If it's a complicated formula, then you can use Goal Seek or Solver, but these don't update as the sheet does, you'd need to invoke them.

If you want it to auto-calculate, you could have an OnCalculate event handler, but that adds overhead and can be complicated, and we'd need to know the formulas as well to look at it.

A final option could be a UDF, with the Application.Volatile option. This could also iteratively figure out your result.

But to even evaluate these options, you'll need to provide some samples of your data, formulas, and expected outputs.
 
Upvote 0
Hi,

Thanks for the response! Yes, I understand the added complexity that is likely to result from the VBA addition. I don't think re-arranging the formulas works as they are iterative and so things start to get very complicated!

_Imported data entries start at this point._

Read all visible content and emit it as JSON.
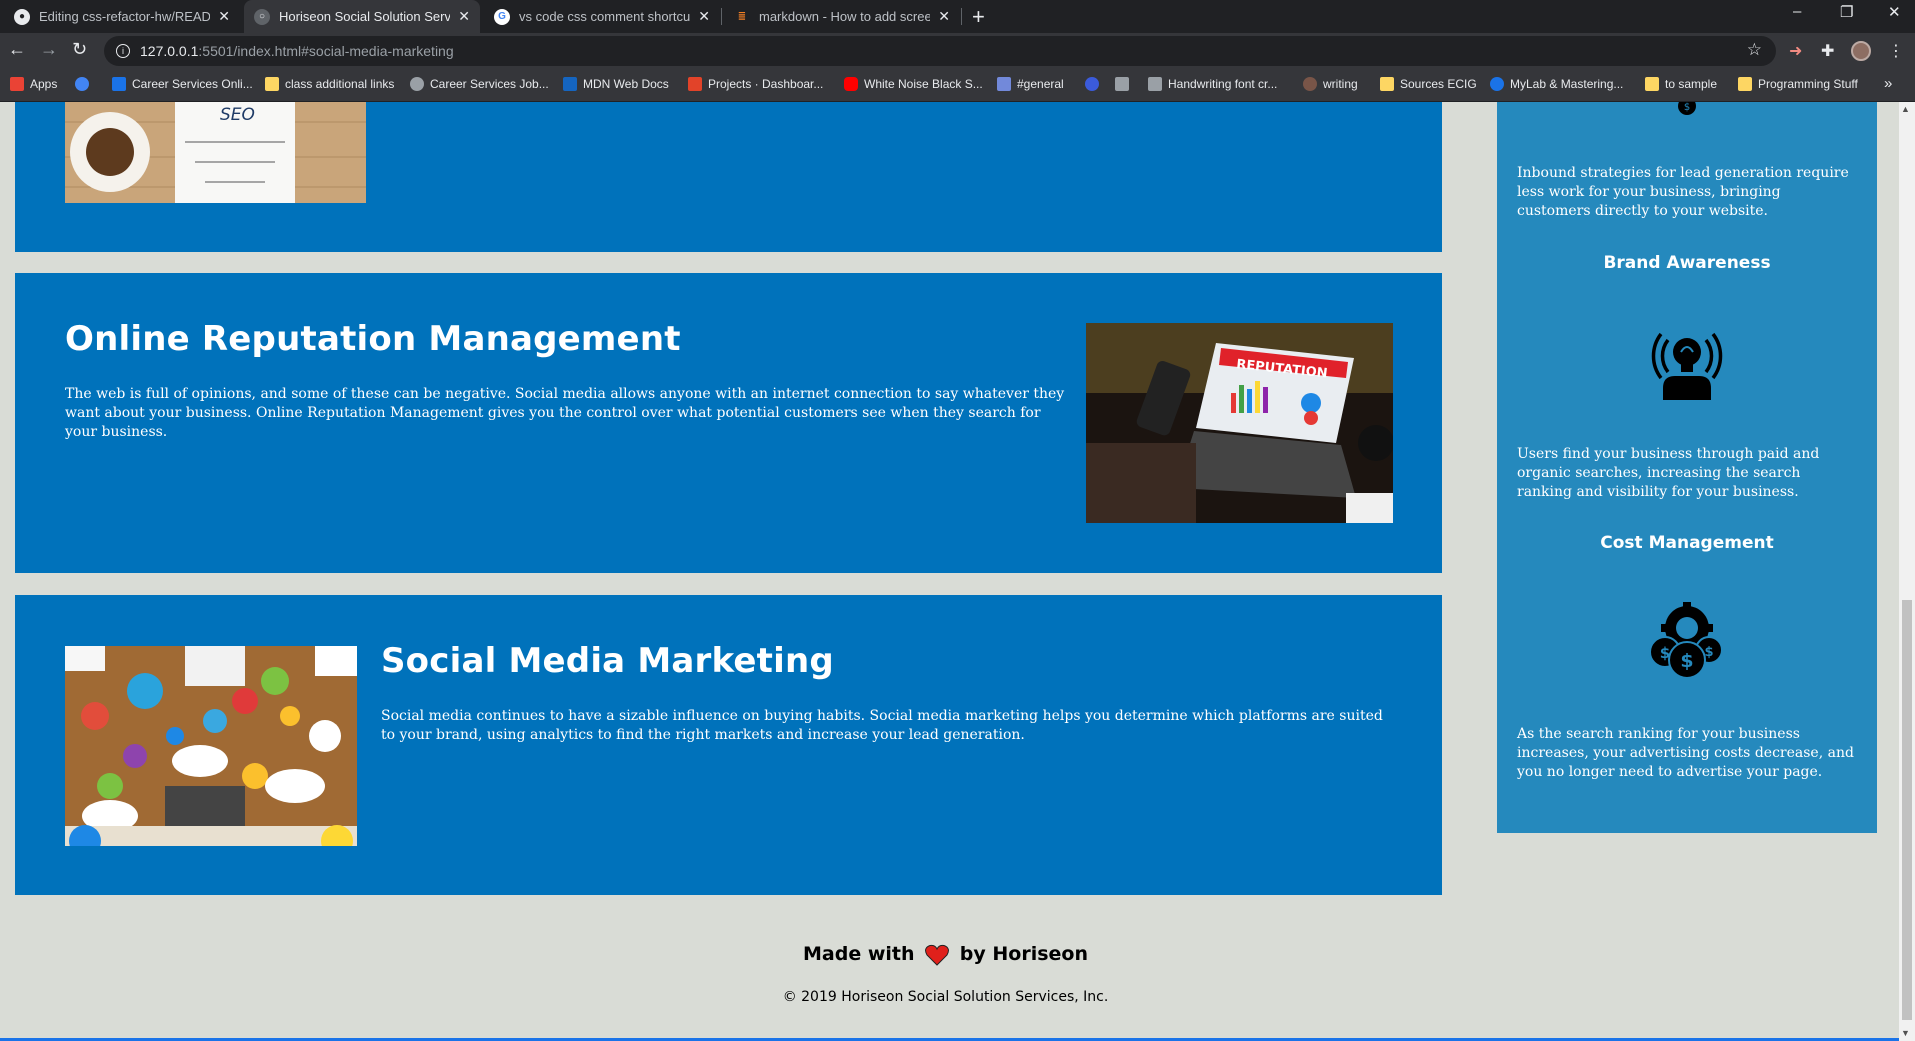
{
  "browser": {
    "tabs": [
      {
        "label": "Editing css-refactor-hw/README",
        "icon": "github-icon"
      },
      {
        "label": "Horiseon Social Solution Services",
        "icon": "globe-icon"
      },
      {
        "label": "vs code css comment shortcut - C",
        "icon": "google-icon"
      },
      {
        "label": "markdown - How to add screensh",
        "icon": "stackoverflow-icon"
      }
    ],
    "address": {
      "host": "127.0.0.1",
      "rest": ":5501/index.html#social-media-marketing"
    },
    "bookmarks": [
      {
        "label": "Apps",
        "color": "#ea4335"
      },
      {
        "label": "",
        "color": "#4285f4"
      },
      {
        "label": "Career Services Onli...",
        "color": "#1a73e8"
      },
      {
        "label": "class additional links",
        "color": "#fdd663"
      },
      {
        "label": "Career Services Job...",
        "color": "#9aa0a6"
      },
      {
        "label": "MDN Web Docs",
        "color": "#1565c0"
      },
      {
        "label": "Projects · Dashboar...",
        "color": "#e24329"
      },
      {
        "label": "White Noise Black S...",
        "color": "#ff0000"
      },
      {
        "label": "#general",
        "color": "#7289da"
      },
      {
        "label": "",
        "color": "#3b5bdb"
      },
      {
        "label": "",
        "color": "#9aa0a6"
      },
      {
        "label": "Handwriting font cr...",
        "color": "#9aa0a6"
      },
      {
        "label": "writing",
        "color": "#795548"
      },
      {
        "label": "Sources ECIG",
        "color": "#fdd663"
      },
      {
        "label": "MyLab & Mastering...",
        "color": "#1a73e8"
      },
      {
        "label": "to sample",
        "color": "#fdd663"
      },
      {
        "label": "Programming Stuff",
        "color": "#fdd663"
      }
    ]
  },
  "sections": {
    "reputation": {
      "title": "Online Reputation Management",
      "body": "The web is full of opinions, and some of these can be negative. Social media allows anyone with an internet connection to say whatever they want about your business. Online Reputation Management gives you the control over what potential customers see when they search for your business.",
      "image_label": "REPUTATION"
    },
    "social": {
      "title": "Social Media Marketing",
      "body": "Social media continues to have a sizable influence on buying habits. Social media marketing helps you determine which platforms are suited to your brand, using analytics to find the right markets and increase your lead generation."
    },
    "seo_image_text": "SEO"
  },
  "aside": {
    "lead_gen_text": "Inbound strategies for lead generation require less work for your business, bringing customers directly to your website.",
    "brand": {
      "title": "Brand Awareness",
      "text": "Users find your business through paid and organic searches, increasing the search ranking and visibility for your business."
    },
    "cost": {
      "title": "Cost Management",
      "text": "As the search ranking for your business increases, your advertising costs decrease, and you no longer need to advertise your page."
    }
  },
  "footer": {
    "made_with": "Made with",
    "by": "by Horiseon",
    "copyright": "© 2019 Horiseon Social Solution Services, Inc."
  },
  "colors": {
    "section_blue": "#0072bb",
    "aside_blue": "#2589bd",
    "page_bg": "#d9dcd6",
    "heart": "#e0201b"
  }
}
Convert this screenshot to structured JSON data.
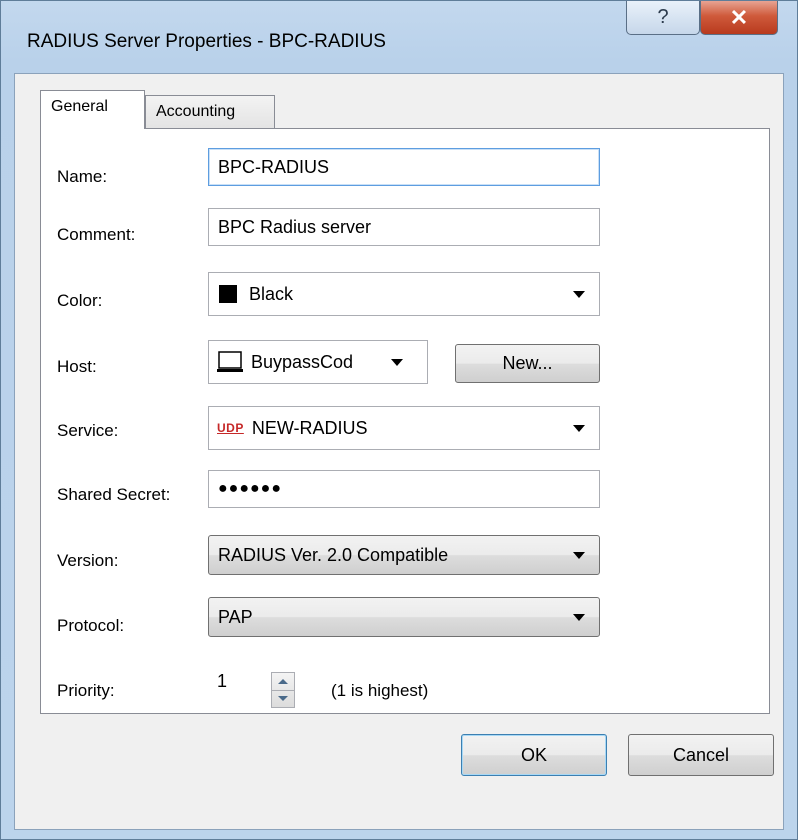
{
  "window": {
    "title": "RADIUS Server Properties - BPC-RADIUS",
    "help_glyph": "?",
    "close_glyph": "✕"
  },
  "tabs": [
    {
      "label": "General",
      "selected": true
    },
    {
      "label": "Accounting",
      "selected": false
    }
  ],
  "form": {
    "name": {
      "label": "Name:",
      "value": "BPC-RADIUS"
    },
    "comment": {
      "label": "Comment:",
      "value": "BPC Radius server"
    },
    "color": {
      "label": "Color:",
      "value": "Black",
      "swatch": "#000000"
    },
    "host": {
      "label": "Host:",
      "value": "BuypassCod ",
      "new_button": "New..."
    },
    "service": {
      "label": "Service:",
      "badge": "UDP",
      "value": "NEW-RADIUS"
    },
    "shared_secret": {
      "label": "Shared Secret:",
      "value": "●●●●●●"
    },
    "version": {
      "label": "Version:",
      "value": "RADIUS Ver. 2.0 Compatible"
    },
    "protocol": {
      "label": "Protocol:",
      "value": "PAP"
    },
    "priority": {
      "label": "Priority:",
      "value": "1",
      "hint": "(1 is highest)"
    }
  },
  "buttons": {
    "ok": "OK",
    "cancel": "Cancel"
  },
  "icons": {
    "host": "computer-icon",
    "service": "udp-protocol-icon"
  }
}
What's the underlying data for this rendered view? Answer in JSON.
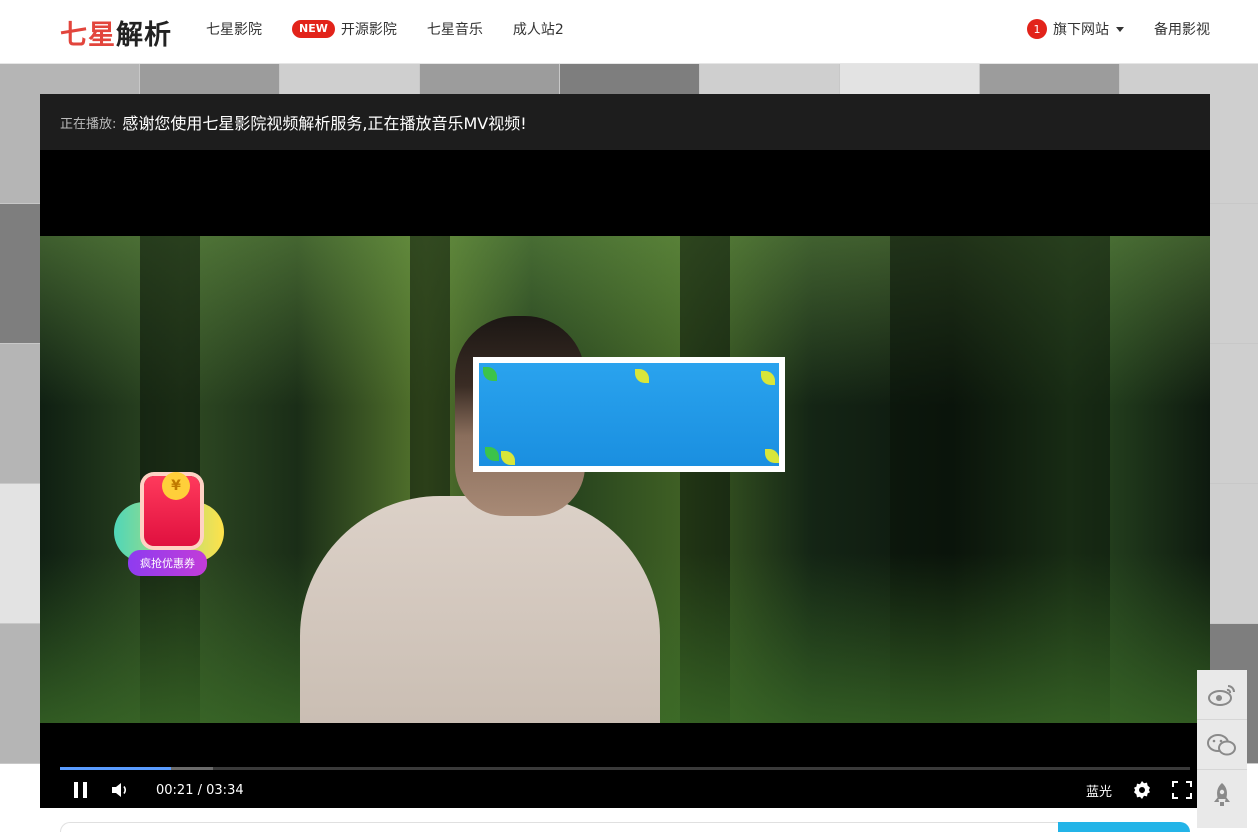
{
  "header": {
    "logo_part1": "七星",
    "logo_part2": "解析",
    "nav": [
      {
        "label": "七星影院"
      },
      {
        "badge": "NEW",
        "label": "开源影院"
      },
      {
        "label": "七星音乐"
      },
      {
        "label": "成人站2"
      }
    ],
    "dropdown": {
      "count": "1",
      "label": "旗下网站"
    },
    "backup_label": "备用影视"
  },
  "player": {
    "now_playing_label": "正在播放:",
    "now_playing_title": "感谢您使用七星影院视频解析服务,正在播放音乐MV视频!",
    "current_time": "00:21",
    "separator": "/",
    "duration": "03:34",
    "progress_fraction": 0.098,
    "buffered_fraction": 0.135,
    "quality": "蓝光"
  },
  "promo": {
    "coin_symbol": "¥",
    "label": "疯抢优惠券"
  },
  "icons": {
    "weibo": "weibo-icon",
    "wechat": "wechat-icon",
    "rocket": "rocket-icon"
  },
  "colors": {
    "brand_red": "#e2453c",
    "progress": "#5a9cff",
    "search_button": "#23b4e8"
  }
}
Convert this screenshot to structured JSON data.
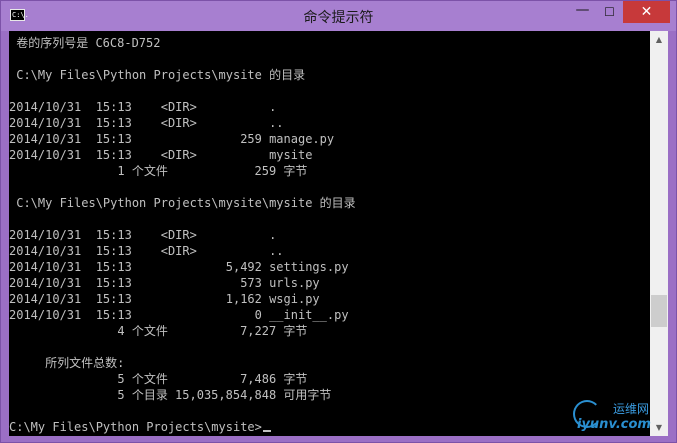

I stayed up pretty much all night and sort of came up with a work around: I essentially copied the cell boxes into a mini version of my spreadsheet to form a sort of look up table with different values of A4. Thus, each time a value in my spreadsheet changes, it does the same calc. for every iteration that I require. I limited A3 to 1 so it basically replicates my spreadsheet 100 times. For each instance, it then compares A1 with what A2 would be with the respective A4 variable, makes a comparison with some simple Excel INDEX and MATCH formulas, and then returns the closest, highest value for A4. Then using an IF function, I can implement that into the other iterative calcs!!! Very long-winded but it works. My only issue is that in doing so, it is having to carry out the iterative calculations SO MANY times; 100 times more than before, so it takes a few seconds to work everything out. I was hoping this wouldn't happen. I have tested this out on my 4 core laptop as well as my 8 core desktop and its slow on both machines!!! Multi-threading is enabled in Excel. Any ideas on how I might be able to speed this up? Even when using only 300 iterations for my calcs, it is still slow!

Thanks
 
Upvote 0
First, well done on finding a solution.

Next, with what I have, I can't see a way to speed it up. You're just doing a LOT of calculations. Two potential options. First, analyze your formulas and model. You have a lot of iterative formulas, maybe there's a way to simplify. I really can't say. Look for patterns. Redundant elements. Second, VBA can be faster if it takes all the data off the worksheet and performs the calculations in memory. So if you have an algorithm, you could do your 100 iterations faster. But that requires knowledge of VBA and your model.

So good luck, I'm not sure where you should go from here.